Zak Brown tire la sonnette d'alarme : la Formule 1 2026 joue avec le feu
Zak Brown ne prend pas de gants. Le directeur général de McLaren a récemment élevé la voix pour dénoncer ce qu’il perçoit comme de profondes inégalités au sein de la Formule 1 en 2026. Sa principale préoccupation ? Un désengagement massif des supporters face à une compétition dont l’équité sportive serait compromise. Au regard des chiffres d’audience en Europe — une baisse de 43 % en France, de 49 % en Espagne, de 36 % en Autriche et de 21 % en Allemagne —, la question mérite d’être posée avec la plus grande attention.
Brown n’est pas du genre à s’exprimer sans raison valable. McLaren, double championne du monde en titre en 2024 et 2025, n’a marqué que 18 points lors des deux premières épreuves de la saison 2026, enregistrant plusieurs abandons imputables à des défaillances électriques de l’unité de puissance Mercedes. L’écurie accusait un retard d’environ une seconde au tour sur George Russell en qualifications lors du Grand Prix d’Australie. Un écart colossal, qui ne saurait s’expliquer par des seuls facteurs aérodynamiques.
Les failles des moteurs : quand la lettre des règlements trahit leur esprit
Au cœur du débat se trouvent les unités de puissance de Mercedes et Red Bull, qui ont exploité des interprétations particulièrement audacieuses du règlement technique 2026. La première faille concernait le rapport de compression : bien que le règlement fixe une limite à 16:1, Mercedes et Red Bull ont découvert le moyen d’atteindre 18:1 en conditions de course, en jouant sur une subtilité réglementaire. Une seconde faille, révélée lors des qualifications, portait sur le déploiement de l’énergie du MGU-K via un système d’arrêt d’urgence.
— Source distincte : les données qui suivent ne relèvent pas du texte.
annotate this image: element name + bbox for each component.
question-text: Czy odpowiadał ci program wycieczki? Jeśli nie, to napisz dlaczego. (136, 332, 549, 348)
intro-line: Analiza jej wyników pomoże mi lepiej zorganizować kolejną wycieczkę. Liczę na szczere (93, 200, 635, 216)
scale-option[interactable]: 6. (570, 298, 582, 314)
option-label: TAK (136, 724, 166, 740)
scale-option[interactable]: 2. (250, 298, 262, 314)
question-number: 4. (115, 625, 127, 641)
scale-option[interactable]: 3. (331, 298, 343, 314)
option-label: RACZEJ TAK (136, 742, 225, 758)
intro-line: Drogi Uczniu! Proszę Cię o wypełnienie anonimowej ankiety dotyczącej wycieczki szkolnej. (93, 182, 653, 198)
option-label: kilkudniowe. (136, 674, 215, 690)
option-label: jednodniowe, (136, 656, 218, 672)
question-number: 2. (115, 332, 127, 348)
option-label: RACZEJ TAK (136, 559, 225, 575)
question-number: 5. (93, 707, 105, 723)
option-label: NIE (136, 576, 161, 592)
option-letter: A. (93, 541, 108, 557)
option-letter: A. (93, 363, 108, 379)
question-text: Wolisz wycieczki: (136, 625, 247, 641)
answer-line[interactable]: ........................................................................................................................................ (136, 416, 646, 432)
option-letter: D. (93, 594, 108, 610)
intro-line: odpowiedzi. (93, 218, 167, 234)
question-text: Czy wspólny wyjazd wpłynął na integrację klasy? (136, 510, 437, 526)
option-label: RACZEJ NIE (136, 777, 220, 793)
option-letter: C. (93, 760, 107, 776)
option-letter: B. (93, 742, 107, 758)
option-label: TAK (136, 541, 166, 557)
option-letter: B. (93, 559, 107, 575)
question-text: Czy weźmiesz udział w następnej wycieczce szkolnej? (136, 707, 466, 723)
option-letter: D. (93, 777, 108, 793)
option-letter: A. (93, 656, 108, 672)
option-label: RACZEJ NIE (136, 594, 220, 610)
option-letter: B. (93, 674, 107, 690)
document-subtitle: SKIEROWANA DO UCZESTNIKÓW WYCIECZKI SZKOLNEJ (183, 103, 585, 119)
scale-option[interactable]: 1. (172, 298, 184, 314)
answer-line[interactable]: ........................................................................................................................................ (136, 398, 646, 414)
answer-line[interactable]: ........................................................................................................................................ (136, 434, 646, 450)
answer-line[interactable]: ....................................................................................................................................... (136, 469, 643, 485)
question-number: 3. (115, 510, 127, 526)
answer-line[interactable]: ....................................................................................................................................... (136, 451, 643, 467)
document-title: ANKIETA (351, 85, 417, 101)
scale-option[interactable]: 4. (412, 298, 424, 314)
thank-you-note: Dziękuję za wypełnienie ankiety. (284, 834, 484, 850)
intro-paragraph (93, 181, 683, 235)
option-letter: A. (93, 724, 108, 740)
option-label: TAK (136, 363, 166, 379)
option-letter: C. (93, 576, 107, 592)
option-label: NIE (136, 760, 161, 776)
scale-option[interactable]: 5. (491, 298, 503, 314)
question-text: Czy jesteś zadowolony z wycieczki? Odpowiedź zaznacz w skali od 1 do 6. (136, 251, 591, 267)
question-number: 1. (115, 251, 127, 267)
Brown a réagi à cette polémique avec une franchise mesurée : « C’est la politique typique de la F1. Le moteur a été conçu et est totalement conforme aux règles. Je ne crois pas qu’il y ait un avantage significatif tel que le présente la concurrence. » Une réponse habile, qui défend son fournisseur tout en éludant la question fondamentale : comment de telles failles ont-elles pu exister dès l’entrée en vigueur d’une réglementation censée remettre les compteurs à zéro ?
Ferrari, Honda et, surtout, une coalition de motoristes indépendants ont adressé une lettre conjointe à la FIA, exigeant des éclaircissements sur la légalité de ces dispositifs. Pour ces équipes, la bataille de 2026 pourrait bien avoir été perdue sur le papier avant même le départ du premier Grand Prix.